A&S Graduate Studies
[PAST EVENT] Jeremy Myers, Computer Science - Oral preliminary exam
Abstract:
Low-rank approximations play an important role in data science analysis and applications. When the model is linear and the data is represented as a matrix, the optimal rank-r approximation is given by the r dominant factors of the singular value decomposition (SVD). When the model is multilinear and the data is represented as a multi-way array, called a tensor, the optimal rank-r approximation may not even exist. Nonetheless, the canonical polyadic decomposition (CP) provides a useful low-rank tensor approximation for interpretability and analysis in a way similar to the matrix SVD but across multiple axes simultaneously. In this dissertation, we focus on two important problems involving low-rank models for data science applications.
The first problem involves maintaining a summary matrix or sketch from a data stream. We follow an established framework for low-rank approximation of streaming data, called incremental SVD (IncSVD), where computing the SVD is the main computational bottleneck. Prior work used SVD methods for dense matrices, but the cost of these methods is computationally intractable given the volume of data streamed in the problems we consider. Using error bounds from prior work, we first present an analysis to support our argument that one must use iterative Krylov subspace methods to address the streaming-sketching problem with minimal error. We investigate the role of randomization techniques for estimating error by sampling, which is necessary since the data is assumed to be never available in its entirety. We consider an application from kernel learning that requires a low-rank SVD approximation of a large, dense matrix.

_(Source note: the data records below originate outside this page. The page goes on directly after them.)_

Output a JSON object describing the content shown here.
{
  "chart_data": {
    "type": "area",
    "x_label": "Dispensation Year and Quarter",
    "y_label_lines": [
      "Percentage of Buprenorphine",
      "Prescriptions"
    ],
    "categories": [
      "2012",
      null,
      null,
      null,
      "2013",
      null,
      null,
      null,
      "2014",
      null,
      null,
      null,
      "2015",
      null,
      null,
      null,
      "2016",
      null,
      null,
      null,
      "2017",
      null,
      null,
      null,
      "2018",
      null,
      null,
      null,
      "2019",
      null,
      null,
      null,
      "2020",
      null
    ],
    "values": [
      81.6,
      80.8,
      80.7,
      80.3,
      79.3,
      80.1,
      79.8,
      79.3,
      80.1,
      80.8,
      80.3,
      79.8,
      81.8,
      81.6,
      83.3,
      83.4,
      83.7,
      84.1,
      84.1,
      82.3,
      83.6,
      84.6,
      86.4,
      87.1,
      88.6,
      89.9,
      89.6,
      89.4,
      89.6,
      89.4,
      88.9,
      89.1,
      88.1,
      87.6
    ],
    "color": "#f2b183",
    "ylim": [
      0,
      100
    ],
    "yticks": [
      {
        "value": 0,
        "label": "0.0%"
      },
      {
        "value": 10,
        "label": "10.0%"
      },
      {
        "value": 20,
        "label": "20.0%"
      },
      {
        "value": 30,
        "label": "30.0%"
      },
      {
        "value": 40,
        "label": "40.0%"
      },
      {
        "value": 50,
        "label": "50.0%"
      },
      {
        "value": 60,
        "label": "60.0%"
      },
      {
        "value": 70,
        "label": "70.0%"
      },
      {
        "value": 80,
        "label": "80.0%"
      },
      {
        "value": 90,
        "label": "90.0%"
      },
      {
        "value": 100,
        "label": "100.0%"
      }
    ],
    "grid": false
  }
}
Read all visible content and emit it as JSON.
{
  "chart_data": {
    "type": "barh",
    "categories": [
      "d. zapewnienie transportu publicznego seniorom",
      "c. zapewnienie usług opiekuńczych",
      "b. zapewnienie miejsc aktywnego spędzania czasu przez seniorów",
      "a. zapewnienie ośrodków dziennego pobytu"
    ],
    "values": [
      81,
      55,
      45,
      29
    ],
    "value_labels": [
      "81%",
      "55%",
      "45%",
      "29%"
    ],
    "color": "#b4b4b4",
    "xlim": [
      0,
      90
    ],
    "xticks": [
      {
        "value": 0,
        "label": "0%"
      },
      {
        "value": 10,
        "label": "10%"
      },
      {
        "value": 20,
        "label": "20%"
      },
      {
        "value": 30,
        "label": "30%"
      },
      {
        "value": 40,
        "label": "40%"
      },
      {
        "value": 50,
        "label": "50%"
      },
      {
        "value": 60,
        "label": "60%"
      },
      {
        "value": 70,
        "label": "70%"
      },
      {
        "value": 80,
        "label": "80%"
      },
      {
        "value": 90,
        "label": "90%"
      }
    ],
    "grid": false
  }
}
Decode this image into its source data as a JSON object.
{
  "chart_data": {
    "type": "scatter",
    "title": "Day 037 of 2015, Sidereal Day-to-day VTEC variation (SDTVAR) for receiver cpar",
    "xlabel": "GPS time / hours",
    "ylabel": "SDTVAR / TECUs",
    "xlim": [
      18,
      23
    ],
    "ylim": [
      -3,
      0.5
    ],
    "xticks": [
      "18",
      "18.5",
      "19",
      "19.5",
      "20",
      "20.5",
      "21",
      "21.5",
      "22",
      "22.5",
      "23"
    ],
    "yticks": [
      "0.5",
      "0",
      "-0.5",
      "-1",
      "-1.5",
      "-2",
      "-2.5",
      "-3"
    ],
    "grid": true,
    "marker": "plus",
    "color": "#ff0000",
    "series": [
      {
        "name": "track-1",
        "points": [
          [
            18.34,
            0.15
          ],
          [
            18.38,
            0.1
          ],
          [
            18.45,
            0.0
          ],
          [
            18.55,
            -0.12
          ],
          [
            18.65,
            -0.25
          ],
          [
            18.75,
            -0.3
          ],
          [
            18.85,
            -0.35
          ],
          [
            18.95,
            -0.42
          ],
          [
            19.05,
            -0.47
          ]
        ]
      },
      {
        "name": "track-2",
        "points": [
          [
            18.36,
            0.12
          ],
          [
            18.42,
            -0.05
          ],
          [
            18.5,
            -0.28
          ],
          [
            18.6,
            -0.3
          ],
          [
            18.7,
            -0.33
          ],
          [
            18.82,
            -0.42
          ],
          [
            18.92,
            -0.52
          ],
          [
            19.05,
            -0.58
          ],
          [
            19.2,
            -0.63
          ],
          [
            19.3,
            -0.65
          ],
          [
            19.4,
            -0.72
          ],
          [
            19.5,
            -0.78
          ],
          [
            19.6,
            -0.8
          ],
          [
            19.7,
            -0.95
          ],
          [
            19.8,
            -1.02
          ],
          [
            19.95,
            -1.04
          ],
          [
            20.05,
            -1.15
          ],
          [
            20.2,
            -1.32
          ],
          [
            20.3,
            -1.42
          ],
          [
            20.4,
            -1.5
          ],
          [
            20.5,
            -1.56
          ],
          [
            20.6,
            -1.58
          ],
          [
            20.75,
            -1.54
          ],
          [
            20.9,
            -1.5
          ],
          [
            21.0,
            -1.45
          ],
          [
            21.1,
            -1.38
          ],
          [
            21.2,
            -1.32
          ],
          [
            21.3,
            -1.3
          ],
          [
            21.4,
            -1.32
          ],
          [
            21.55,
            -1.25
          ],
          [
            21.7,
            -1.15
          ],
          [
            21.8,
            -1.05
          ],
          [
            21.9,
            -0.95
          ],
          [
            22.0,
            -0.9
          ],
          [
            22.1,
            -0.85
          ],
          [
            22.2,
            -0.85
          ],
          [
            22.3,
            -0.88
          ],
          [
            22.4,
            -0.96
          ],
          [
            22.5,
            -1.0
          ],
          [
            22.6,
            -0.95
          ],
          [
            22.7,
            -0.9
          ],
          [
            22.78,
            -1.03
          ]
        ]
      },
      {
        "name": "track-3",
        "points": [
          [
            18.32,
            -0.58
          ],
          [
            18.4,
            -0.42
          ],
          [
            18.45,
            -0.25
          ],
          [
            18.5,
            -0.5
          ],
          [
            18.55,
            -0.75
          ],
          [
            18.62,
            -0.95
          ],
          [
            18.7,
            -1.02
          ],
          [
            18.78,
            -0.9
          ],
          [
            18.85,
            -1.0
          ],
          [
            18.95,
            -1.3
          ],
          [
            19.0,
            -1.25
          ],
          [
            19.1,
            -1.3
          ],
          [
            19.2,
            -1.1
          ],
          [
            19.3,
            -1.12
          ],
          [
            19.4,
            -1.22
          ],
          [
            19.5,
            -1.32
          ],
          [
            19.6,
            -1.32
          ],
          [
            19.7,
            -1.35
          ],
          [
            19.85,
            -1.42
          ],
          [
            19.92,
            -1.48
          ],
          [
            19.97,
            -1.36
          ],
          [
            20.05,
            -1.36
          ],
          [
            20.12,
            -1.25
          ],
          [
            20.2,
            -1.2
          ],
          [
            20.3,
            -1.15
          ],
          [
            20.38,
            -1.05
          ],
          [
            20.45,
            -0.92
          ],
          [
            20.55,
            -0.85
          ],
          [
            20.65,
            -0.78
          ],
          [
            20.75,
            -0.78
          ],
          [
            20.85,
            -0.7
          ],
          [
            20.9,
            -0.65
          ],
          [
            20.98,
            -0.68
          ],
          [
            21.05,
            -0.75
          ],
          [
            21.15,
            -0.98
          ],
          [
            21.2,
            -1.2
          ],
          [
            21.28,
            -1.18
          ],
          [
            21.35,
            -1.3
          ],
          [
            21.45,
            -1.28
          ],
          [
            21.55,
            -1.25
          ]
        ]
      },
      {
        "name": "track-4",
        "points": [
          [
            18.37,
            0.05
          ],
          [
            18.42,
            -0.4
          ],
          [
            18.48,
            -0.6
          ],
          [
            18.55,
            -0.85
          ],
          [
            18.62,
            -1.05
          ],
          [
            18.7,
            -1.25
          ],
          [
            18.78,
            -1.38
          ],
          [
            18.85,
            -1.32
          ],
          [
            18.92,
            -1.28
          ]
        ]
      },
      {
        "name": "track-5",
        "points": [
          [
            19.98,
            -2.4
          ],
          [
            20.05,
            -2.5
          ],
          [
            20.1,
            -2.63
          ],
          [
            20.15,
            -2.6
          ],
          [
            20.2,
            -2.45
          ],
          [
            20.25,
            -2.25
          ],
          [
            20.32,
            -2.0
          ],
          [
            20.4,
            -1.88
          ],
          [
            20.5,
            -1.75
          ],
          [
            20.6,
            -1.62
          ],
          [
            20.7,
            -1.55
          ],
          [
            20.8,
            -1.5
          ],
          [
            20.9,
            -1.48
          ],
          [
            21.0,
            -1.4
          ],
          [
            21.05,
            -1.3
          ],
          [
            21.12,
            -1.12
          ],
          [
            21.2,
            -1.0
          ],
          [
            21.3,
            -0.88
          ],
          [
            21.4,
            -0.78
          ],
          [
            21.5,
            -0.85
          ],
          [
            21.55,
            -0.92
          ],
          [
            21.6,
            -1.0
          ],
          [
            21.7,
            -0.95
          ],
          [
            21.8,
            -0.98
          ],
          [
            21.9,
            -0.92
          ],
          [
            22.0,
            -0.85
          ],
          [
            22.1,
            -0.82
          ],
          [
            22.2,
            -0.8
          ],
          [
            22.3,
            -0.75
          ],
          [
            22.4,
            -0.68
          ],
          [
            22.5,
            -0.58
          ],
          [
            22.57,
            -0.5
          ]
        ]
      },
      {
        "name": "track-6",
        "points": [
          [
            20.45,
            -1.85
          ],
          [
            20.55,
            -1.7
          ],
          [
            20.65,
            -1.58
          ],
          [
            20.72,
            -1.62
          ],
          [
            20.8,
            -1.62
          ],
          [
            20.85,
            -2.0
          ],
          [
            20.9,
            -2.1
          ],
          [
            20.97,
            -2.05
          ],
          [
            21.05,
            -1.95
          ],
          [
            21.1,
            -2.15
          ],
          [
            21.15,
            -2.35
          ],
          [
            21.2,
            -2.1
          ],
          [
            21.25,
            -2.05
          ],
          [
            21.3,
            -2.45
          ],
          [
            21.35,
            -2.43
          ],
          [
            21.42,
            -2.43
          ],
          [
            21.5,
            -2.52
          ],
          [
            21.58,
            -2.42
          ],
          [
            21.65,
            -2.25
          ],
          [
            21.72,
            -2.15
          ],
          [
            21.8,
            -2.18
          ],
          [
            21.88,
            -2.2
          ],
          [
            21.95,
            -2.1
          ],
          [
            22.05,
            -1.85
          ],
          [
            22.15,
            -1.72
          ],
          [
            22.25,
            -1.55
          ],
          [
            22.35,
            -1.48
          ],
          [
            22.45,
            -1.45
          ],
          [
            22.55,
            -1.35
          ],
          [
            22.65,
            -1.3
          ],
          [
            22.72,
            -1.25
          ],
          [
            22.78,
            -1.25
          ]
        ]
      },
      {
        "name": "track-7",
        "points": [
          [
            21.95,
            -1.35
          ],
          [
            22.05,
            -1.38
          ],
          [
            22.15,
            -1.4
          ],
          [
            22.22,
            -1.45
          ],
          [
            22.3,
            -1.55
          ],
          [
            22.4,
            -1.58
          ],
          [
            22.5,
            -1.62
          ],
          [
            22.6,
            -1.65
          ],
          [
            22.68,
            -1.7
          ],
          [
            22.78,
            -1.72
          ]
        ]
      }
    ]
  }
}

The second problem involves computing a low-rank CP decomposition model when the input has entries that are non-negative integers, or counts, that are assumed to follow a Poisson distribution. We develop a hybrid method that switches between deterministic and randomized algorithms to leverage desirable computational properties with the overall goal of achieving optimal accuracy-performance trade-off. This investigation begins with a systematic study of the algorithms at hand and concludes with a method for nonlinear, nonconvex global optimization.
Bio:
Jeremy Myers is a Ph.D Candidate under the supervision of Dr. Andreas Stathopoulos in the Computer Science Department at William & Mary. His research focuses on algorithms at the intersection of numerical linear algebra, machine learning, and data science. Additionally, Jeremy has conducted doctoral research under the supervision of Dr. Daniel Dunlavy at Sandia National Laboratories in Albuquerque, NM, and Livermore, CA, since 2019. His research has appeared in IEEE HPEC20 & IEEE HPEC21. He has co- organized minisymposia at SIAM LA21 and SIAM PP22. He received a B.S. and a M.S. in Mathematical Sciences from Virginia Commonwealth University in Richmond, VA, in 2014 and 2017, respectively. He received a B.A. in International Affairs from James Madison University in Harrisonburg, VA, in 2009.